The proposed system takes less training time when compared to spectral subtraction based system. In contrast with the endpoint detection based system, the proposed system takes more training time to get the speaker models for speaker database because it uses two speech enhancement methods to improve the quality of the input speech signal. Figure 6 shows training time taken by the systems.

Figure 6. Training time taken by the systems
In the experiment, twenty speech samples which were collected from 10 male speakers and 10 female speakers are used as test samples. Before doing the experiment, the test samples are mixed with 0dB, -5dB, -10dB, -15dB, -20dB and -40 dB of white noise respectively. Six experiments are carried out using twenty test speech samples with different noise level (0dB, -5dB, -10dB, -15dB, -20dB and -40 dB).
According to the experiments, it can be seen that the testing time of the proposed system is less than those of the endpoint detection based system and spectral subtraction based system. The testing time taken by the systems is shown in Table 1. In the case of accuracy, the proposed system achieves higher accuracy than the other two systems. The accuracy of the systems is shown in Table 2.

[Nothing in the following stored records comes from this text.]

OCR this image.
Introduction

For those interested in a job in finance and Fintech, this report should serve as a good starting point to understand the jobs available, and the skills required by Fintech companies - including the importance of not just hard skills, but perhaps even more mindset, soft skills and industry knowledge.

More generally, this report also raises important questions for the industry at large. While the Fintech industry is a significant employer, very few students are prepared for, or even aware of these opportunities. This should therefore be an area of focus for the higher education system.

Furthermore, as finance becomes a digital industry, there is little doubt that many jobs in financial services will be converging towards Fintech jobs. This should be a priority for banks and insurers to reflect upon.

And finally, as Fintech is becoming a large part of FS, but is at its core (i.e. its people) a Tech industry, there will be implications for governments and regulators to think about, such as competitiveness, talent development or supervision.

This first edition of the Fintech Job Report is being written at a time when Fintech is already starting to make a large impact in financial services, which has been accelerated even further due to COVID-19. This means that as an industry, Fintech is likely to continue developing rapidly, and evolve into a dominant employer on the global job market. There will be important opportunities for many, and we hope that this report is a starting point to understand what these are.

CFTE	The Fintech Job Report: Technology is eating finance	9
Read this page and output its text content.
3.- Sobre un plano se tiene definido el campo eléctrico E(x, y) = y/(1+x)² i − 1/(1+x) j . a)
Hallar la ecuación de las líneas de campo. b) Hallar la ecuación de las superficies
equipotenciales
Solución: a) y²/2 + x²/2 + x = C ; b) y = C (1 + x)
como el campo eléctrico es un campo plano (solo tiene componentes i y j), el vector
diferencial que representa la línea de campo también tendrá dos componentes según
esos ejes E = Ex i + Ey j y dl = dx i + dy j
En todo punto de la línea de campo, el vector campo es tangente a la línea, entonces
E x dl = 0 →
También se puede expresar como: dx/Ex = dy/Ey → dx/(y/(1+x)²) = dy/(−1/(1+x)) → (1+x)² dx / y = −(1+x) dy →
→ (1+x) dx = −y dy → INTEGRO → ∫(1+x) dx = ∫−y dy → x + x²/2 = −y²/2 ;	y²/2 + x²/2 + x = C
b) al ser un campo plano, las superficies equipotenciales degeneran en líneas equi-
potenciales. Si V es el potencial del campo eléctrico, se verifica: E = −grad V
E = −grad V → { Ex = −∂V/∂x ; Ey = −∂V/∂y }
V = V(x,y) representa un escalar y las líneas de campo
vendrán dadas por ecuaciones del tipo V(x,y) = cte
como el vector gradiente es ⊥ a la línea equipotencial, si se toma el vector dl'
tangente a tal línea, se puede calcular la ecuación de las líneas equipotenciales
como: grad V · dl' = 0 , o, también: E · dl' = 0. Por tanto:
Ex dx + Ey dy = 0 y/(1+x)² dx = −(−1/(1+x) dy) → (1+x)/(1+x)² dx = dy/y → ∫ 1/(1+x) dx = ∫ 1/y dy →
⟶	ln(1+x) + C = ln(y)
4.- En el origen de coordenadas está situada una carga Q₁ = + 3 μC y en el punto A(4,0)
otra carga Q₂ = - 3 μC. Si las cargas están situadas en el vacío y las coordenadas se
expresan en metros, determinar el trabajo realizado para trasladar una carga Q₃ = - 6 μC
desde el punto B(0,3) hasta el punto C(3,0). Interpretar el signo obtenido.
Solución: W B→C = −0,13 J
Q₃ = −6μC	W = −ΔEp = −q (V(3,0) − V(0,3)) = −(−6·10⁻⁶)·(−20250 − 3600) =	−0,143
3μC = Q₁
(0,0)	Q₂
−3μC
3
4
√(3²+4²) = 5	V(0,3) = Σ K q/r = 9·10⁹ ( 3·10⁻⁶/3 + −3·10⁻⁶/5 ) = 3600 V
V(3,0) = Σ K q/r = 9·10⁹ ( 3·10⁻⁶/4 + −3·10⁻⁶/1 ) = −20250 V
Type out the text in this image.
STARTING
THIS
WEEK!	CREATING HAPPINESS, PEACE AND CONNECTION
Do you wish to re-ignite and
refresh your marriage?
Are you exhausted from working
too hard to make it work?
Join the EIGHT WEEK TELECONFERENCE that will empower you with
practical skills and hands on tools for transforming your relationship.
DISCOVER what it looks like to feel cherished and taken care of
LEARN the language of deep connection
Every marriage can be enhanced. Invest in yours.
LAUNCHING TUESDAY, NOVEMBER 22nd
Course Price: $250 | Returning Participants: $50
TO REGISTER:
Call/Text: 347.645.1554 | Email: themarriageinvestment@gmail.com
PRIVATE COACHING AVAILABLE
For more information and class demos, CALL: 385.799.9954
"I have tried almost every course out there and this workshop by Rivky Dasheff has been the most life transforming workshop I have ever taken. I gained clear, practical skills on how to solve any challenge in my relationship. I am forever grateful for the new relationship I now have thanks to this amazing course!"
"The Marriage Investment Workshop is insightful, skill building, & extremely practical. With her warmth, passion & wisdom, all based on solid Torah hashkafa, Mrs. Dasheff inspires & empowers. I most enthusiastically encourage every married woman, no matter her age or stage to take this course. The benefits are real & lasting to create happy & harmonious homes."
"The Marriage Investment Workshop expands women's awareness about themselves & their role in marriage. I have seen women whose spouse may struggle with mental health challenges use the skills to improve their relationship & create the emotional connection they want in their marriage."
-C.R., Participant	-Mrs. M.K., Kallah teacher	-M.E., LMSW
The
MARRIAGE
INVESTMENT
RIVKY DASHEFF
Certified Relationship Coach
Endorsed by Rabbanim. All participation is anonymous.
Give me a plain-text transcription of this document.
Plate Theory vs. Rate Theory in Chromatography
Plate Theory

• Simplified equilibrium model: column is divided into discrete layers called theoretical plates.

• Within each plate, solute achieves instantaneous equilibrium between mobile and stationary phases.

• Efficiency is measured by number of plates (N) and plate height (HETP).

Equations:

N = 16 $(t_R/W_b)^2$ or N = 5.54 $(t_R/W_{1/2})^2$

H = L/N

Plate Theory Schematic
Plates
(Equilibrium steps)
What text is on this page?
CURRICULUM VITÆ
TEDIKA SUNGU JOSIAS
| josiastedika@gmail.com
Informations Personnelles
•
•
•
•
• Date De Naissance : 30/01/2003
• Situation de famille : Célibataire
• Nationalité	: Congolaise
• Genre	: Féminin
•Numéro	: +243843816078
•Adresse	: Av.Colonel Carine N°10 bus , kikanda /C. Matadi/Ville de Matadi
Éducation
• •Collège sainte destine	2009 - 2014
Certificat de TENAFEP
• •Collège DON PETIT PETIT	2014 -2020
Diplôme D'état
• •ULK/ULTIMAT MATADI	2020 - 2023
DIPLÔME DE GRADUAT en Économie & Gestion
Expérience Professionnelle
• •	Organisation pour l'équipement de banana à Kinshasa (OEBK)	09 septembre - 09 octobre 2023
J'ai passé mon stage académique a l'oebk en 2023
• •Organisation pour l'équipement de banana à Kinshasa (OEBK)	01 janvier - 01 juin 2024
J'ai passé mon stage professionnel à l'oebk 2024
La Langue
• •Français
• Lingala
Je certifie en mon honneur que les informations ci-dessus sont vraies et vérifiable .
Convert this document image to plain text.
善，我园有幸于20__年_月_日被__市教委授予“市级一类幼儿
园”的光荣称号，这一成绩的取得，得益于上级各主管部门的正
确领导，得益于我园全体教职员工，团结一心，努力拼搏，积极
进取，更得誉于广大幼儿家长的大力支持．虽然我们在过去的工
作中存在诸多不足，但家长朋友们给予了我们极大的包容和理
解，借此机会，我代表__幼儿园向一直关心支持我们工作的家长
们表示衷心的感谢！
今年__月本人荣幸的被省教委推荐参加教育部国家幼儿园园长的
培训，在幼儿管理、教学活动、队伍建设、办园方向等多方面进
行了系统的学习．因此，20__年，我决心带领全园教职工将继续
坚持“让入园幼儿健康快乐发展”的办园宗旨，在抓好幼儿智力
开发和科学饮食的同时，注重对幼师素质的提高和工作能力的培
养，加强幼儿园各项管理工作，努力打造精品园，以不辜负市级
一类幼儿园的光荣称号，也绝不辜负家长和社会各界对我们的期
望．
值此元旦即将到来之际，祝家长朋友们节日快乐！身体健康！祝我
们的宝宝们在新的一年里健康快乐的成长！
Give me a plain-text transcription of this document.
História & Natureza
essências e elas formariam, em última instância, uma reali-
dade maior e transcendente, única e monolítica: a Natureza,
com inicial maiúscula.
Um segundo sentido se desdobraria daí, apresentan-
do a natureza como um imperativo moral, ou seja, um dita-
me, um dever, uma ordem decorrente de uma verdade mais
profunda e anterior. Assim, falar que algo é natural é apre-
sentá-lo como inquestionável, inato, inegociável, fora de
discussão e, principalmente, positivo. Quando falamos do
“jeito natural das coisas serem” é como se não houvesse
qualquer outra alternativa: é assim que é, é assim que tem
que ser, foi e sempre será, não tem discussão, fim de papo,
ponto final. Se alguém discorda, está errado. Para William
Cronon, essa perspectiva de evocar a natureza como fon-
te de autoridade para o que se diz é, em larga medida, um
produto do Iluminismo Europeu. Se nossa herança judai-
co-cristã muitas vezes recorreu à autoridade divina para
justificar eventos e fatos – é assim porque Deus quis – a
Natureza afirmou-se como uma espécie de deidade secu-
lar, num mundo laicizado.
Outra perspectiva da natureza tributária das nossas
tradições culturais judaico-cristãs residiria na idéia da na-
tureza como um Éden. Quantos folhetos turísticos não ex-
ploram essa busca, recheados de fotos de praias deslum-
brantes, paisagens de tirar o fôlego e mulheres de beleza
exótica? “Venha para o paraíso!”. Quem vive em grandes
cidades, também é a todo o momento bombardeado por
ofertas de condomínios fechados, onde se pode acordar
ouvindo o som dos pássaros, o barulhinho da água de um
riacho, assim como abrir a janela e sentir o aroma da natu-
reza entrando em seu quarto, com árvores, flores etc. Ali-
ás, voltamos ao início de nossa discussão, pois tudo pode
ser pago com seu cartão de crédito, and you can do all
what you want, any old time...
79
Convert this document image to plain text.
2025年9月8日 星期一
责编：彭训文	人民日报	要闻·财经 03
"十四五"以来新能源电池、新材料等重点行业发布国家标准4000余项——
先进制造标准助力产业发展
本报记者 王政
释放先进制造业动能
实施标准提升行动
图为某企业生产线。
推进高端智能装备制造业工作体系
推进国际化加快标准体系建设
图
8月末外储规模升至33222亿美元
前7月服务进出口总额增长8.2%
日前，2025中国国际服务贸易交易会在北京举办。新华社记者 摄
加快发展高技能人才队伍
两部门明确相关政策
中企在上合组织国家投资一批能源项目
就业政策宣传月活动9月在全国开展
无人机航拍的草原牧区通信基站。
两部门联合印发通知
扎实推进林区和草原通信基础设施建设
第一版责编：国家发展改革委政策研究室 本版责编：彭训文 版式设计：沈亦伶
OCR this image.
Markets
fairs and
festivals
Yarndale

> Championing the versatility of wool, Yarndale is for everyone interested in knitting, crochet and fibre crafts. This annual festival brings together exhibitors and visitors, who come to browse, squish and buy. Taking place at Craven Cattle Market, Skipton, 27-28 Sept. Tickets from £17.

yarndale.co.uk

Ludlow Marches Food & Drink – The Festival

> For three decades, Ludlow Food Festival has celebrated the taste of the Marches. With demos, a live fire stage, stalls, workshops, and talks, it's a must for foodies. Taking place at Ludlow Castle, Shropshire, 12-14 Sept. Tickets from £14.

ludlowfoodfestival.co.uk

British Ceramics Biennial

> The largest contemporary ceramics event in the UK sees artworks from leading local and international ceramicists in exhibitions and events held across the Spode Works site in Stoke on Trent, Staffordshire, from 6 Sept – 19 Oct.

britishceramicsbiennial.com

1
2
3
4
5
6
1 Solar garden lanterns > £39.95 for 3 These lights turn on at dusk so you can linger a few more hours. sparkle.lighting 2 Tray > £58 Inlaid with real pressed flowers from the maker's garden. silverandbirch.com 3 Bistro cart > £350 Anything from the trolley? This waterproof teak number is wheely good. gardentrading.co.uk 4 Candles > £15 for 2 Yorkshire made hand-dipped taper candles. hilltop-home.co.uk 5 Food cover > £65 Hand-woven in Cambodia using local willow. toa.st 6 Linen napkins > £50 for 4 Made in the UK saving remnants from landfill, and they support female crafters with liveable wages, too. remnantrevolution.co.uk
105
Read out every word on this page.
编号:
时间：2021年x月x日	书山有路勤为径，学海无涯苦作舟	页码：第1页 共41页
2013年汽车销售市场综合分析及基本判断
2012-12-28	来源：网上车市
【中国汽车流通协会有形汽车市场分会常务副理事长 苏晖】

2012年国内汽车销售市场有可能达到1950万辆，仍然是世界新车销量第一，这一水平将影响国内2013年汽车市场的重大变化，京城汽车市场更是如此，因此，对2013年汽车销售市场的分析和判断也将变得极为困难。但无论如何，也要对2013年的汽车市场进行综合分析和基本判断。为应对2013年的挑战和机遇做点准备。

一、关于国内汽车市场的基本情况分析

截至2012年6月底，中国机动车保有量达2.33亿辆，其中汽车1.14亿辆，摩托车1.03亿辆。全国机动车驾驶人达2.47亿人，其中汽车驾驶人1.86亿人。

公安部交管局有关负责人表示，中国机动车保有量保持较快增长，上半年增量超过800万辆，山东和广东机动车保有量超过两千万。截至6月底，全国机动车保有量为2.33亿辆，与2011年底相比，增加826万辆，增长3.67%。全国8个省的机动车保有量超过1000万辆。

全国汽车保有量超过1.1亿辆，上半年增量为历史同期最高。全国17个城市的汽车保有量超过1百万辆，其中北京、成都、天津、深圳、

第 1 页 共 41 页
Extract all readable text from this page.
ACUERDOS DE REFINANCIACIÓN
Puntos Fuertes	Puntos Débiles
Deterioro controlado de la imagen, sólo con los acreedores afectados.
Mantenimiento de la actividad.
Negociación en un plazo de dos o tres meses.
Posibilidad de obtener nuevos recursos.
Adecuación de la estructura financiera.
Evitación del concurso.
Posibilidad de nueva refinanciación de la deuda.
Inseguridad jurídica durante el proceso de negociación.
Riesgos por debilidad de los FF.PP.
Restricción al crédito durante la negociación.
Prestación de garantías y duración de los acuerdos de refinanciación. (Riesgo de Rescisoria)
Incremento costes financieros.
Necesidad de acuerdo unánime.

Table 1. Testing time taken by the systems

Table 2. Accuracy of the systems

5. CONCLUSION
From this work it can be concluded that the proposed hybrid speech enhancement method more effectively eliminates the noise and non speech segments and improves the signal to noise rates without significantly impairing the speech intelligibility. Although the proposed system takes more training time when compared to endpoint detection based system, training time cannot affect the performance of the system and it is negligible in the real world applications. So it can be concluded that the proposed hybrid system is more robust and faster than the endpoint detection based system and spectral subtraction based system and it is suitable for working in real-time.

6. ACKNOWLEDGMENTS
The author would like to thank all of his colleagues who have given him support and encouragement during the period of the research work. The author would like to extend his thanks to his students who provided the speech samples for this research work. Finally the author would like to express his indebtedness and deep gratitude to his beloved parents, wife and sons for their kindness, support and understanding during the research work.